I had miles to go before I slept, so I finally left, continuing down Highway 113 toward Merrimac, where I hoped to catch the car ferry, although I had been warned that it might not be open yet. But it was. I do enjoy this experience of crossing the snaky Wisconsin River, a mile wide at this point. The ferry, called Colsac III (a merging of the two counties it links–Columbia and Sauk), has been in operation for a hundred years, although this particular boat, larger than its predecessors, dates to 2003. Free since 1933, it’s the only ferry that survives in the Wisconsin highway system. Many times it was threatened with replacement by a bridge, and in the late 1960s it was thought that the new interstate bridges not that far off would render it obsolete, but the ferry is much loved and likely will remain. I always imagine that Aldo Leopold and his family must have taken the same ferry to get to the Shack from Madison.

Wisconsin River from the ferry leaving Merrimac

Not far south past the ferry is the charming town of Lodi, a place I remember seeing with my parents all those years ago. Lodi is noted for Susie the Duck, originally a female mallard that in 1948 nested in a WPA-built stone planter along the creek that runs through town. There have been many mallards since, and forty years ago Lodi started an annual Susie the Duck festival, which has grown into quite the regional attraction! I stopped for a bit at a favorite place, the Buttercream Bakery (and ice cream shop) overlooking Spring Creek.

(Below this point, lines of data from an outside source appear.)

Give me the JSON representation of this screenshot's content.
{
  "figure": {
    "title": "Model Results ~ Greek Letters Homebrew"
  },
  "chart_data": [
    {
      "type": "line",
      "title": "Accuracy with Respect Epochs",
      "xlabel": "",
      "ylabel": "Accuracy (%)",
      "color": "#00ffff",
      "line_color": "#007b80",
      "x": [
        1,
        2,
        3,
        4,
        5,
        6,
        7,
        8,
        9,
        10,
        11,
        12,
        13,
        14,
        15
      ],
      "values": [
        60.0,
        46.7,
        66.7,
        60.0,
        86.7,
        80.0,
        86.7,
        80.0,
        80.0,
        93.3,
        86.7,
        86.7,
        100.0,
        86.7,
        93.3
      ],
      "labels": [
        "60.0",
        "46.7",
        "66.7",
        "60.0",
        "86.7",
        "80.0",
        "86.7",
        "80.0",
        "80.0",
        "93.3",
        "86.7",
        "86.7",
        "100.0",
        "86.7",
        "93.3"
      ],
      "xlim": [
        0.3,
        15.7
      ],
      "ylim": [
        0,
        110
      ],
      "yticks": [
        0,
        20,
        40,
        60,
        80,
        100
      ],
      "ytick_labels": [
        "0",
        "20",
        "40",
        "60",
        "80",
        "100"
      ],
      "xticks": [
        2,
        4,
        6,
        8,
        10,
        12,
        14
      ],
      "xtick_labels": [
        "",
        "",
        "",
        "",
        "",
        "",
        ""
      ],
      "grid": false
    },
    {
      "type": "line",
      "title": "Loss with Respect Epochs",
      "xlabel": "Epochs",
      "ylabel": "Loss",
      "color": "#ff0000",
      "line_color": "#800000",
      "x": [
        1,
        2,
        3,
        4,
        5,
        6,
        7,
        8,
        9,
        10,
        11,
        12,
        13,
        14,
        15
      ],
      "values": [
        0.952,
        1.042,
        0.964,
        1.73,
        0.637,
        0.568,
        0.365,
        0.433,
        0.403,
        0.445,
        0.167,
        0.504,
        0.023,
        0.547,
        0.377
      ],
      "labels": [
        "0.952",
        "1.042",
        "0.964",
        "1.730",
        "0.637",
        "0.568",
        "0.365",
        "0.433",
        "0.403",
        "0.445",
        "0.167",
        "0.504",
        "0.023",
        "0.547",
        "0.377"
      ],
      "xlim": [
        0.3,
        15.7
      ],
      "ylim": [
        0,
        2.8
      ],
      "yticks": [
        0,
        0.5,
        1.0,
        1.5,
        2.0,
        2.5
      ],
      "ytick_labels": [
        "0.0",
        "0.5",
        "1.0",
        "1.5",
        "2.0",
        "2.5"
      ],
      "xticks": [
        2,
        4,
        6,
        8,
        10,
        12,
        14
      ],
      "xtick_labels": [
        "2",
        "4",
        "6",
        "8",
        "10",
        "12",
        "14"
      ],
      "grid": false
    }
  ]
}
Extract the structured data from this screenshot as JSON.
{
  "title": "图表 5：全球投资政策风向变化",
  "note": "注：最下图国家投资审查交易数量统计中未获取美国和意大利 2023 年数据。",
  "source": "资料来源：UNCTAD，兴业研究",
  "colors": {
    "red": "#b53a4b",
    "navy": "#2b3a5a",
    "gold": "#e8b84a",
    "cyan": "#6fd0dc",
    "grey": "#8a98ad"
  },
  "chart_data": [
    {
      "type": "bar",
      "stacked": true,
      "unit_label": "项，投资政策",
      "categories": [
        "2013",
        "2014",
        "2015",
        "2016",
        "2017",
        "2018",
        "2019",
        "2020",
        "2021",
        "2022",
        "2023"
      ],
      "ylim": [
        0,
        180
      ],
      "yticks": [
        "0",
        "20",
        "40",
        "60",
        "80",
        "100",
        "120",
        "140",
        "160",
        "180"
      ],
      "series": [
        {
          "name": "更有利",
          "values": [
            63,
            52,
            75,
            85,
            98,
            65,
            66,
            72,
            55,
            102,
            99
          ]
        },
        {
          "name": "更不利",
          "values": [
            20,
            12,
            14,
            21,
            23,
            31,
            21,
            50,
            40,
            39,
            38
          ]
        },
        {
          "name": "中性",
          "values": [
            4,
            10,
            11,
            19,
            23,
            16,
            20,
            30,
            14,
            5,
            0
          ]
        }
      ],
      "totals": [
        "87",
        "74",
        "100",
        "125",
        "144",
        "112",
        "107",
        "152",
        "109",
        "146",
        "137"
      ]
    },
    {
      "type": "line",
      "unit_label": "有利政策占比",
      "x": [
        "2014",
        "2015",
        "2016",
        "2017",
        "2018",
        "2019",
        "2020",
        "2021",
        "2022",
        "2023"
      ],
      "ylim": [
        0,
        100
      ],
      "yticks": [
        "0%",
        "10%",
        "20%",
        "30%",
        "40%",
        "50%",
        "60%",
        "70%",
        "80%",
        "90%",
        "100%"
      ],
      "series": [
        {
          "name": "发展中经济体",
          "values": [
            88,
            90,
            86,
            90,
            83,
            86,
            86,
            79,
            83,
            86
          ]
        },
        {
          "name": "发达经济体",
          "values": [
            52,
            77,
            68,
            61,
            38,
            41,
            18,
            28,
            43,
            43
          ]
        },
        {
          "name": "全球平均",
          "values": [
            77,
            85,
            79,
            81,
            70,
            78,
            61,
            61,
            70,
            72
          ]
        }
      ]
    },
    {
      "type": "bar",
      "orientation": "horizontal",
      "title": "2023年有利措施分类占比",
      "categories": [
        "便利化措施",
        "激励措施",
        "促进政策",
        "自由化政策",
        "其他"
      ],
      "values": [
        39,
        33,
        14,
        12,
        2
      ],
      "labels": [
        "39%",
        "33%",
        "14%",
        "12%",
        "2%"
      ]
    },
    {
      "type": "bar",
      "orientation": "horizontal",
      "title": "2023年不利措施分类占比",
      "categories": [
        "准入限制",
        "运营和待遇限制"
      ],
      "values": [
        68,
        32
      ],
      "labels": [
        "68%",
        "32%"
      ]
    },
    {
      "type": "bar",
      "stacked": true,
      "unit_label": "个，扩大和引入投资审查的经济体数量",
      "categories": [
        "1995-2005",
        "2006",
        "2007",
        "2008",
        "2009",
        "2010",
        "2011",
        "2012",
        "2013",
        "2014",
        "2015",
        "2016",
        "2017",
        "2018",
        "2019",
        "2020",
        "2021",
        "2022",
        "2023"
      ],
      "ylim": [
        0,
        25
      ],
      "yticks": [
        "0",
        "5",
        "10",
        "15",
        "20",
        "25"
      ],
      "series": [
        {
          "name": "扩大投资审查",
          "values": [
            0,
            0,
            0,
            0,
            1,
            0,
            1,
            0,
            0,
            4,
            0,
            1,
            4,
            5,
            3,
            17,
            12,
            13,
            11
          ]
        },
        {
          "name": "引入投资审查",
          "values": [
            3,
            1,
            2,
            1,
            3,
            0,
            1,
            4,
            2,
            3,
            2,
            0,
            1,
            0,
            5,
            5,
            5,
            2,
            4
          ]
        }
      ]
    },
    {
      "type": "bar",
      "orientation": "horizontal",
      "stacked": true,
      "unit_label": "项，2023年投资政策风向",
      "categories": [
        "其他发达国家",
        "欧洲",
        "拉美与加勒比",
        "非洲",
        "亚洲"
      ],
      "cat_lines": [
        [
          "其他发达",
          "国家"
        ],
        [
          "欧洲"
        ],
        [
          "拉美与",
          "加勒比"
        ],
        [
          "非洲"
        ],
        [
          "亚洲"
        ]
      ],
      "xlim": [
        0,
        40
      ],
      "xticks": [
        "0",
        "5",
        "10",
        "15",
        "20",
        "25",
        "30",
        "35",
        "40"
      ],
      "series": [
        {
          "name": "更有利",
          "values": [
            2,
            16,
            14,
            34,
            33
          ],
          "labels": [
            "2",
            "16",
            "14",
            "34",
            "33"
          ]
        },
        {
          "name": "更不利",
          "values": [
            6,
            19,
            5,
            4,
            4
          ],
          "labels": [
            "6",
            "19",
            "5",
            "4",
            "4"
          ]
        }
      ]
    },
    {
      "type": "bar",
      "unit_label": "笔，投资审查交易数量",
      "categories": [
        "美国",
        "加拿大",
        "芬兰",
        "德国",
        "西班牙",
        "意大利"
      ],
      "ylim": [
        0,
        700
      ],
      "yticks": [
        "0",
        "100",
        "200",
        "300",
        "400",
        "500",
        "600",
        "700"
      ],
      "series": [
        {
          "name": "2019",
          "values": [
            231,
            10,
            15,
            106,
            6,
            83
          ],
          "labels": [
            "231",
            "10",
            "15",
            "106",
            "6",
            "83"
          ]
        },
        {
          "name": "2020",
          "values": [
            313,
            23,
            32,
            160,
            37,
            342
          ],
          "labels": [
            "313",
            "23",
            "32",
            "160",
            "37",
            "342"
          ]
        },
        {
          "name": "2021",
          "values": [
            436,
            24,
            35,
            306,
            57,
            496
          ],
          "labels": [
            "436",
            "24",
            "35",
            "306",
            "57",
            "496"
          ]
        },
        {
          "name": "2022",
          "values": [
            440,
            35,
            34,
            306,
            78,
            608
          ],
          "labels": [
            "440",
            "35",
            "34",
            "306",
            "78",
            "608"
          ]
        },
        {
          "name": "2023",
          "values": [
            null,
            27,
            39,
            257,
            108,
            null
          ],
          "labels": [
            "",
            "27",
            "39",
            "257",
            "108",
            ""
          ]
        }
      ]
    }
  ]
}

Too early in the season for “Susie” the female mallard to nest in her favored basket in Spring Creek

Yes, miles to go before I slept, so onward, save for a stop at my favorite cheese shop (this IS Wisconsin, after all), Ehlenbach’s Cheese Chalet, third-generation family-owned. Their morel mushroom and leek jack is pure magic. At Janesville I decided to take old US14, which was lovely in its early spring garb. I marveled how clean the roadsides were, consistent throughout the state, unlike those in Indiana, sad to say. US14 sidles into Illinois at an angle until a few miles north of it, but after I crossed the border I made some poor decisions. They led me into that sometimes dreary endless prairie of east central Illinois where the roads seem to go on forever. I also tend to forget how very north Illinois extends above Indiana’s northern reaches.

More poor choices took me to I-65 after dark and numerous traffic jams from construction. I kept my cool, mostly, not wanting to lose the wonder, peace, and joy of Sand County.